#Article (Archive)

Justice in a Pressure Cooker

May 18, 2009, 6:18 AM

Justice Muga Apondi of the Kenya High Court has just imposed a "light" eight-month sentence on Tom Cholmondeley who was found guilty of manslaughter for the 2006 shooting of Robert Njoya.
According to media reports, Cholmondeley, armed with a gun, had found Njoya pursuing wildlife on his family's huge ranch. He had meant, the court was told, to scare off Njoya but ended up killing him. The same Cholmondeley, the grandson of Lord Delamere who immigrated to
Kenya from Britain a century ago, had also been accused of killing Samson Ole Sisina, a wildlife ranger, in 2005. He got off the hook in that case due to lack of evidence.

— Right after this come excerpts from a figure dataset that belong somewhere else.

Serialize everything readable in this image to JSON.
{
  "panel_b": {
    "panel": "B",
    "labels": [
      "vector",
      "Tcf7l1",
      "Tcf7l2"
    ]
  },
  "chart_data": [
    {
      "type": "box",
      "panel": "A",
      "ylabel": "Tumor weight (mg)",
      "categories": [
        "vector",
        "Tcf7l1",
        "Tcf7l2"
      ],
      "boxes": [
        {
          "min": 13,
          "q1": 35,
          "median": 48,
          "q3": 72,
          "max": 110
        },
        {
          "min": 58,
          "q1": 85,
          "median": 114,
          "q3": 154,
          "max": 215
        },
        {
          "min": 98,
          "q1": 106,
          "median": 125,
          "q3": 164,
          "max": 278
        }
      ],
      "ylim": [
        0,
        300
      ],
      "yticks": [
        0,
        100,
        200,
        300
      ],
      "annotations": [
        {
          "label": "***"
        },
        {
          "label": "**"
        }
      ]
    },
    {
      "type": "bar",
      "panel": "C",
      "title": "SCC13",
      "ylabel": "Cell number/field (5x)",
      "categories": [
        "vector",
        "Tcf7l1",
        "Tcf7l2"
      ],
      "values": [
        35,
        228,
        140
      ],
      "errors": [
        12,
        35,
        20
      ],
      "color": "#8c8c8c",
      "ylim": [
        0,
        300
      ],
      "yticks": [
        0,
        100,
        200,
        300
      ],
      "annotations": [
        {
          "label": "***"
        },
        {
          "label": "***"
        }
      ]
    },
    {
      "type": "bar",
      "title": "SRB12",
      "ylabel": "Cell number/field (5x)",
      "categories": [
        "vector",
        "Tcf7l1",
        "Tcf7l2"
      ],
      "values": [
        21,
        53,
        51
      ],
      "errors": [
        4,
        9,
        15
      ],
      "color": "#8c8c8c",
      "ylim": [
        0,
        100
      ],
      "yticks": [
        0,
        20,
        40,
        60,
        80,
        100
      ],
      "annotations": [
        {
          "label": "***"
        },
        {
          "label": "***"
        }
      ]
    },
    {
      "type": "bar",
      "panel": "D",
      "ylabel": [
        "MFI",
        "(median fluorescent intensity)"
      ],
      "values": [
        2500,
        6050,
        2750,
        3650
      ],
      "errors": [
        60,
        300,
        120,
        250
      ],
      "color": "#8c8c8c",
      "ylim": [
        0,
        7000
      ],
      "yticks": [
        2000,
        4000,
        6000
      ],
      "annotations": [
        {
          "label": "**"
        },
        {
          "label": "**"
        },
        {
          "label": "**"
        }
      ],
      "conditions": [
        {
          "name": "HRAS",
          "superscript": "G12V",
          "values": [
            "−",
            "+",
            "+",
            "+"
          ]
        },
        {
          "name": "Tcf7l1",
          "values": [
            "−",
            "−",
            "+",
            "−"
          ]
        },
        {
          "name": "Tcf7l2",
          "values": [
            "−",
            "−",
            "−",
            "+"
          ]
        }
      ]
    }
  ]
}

There has been mixed reaction to the sentence. Naturally, Fred Ojiambo, Cholmondeley's lawyer, has described it as "just", perhaps taking into consideration the fact that his client had already spent three years in jail. As a defence attorney, he has acquitted himself well by getting such a "light" sentence for his client. "It is important that the Njoya family are well looked after," he said. The undertone of monetary compensation is suggestive of the might is right philosophy. Alternatively, that money is everything, an open invitation to impunity provided you have the means to clear up your mess afterwards. It is as if he is saying that so long as the family members are well taken care, nothing else matters. If Cholmondeley had been such as kind man, as his attorney would have us believe, then he would not have in the first place chased the late Robert Njoya off his ranch armed with a gun. He would have instead tried to be empathetic and even offered him a job, as he was apparently finding it difficult to get by. No amount of financial compensation would substitute for the loss of the benefit of guidance Njoya would have provided for his family.

Clearly appalled by the sentence, Njoya's wife kept sealed lips after the ruling. But Kenya's director of public prosecutions, Keriako Tobiko, spoke the mind of the rest of the world when he said that the sentence was not commensurate with the seriousness of the offence. "Eight months is far too lenient in the circumstances," he said.

We agree with him. Since it has already been established that Cholmondeley had the propensity to shoot randomly at any person in his ranch, he should have been shut away for a much longer time than mere eight months. Who can tell what he would do next after eight months? No matter how Justice Apondi saw the case, his ruling would be widely interpreted as having a class character - the rich will always get away with their excesses, while the poor languish in injustice and misery.

"Injustice anywhere is a threat to justice everywhere".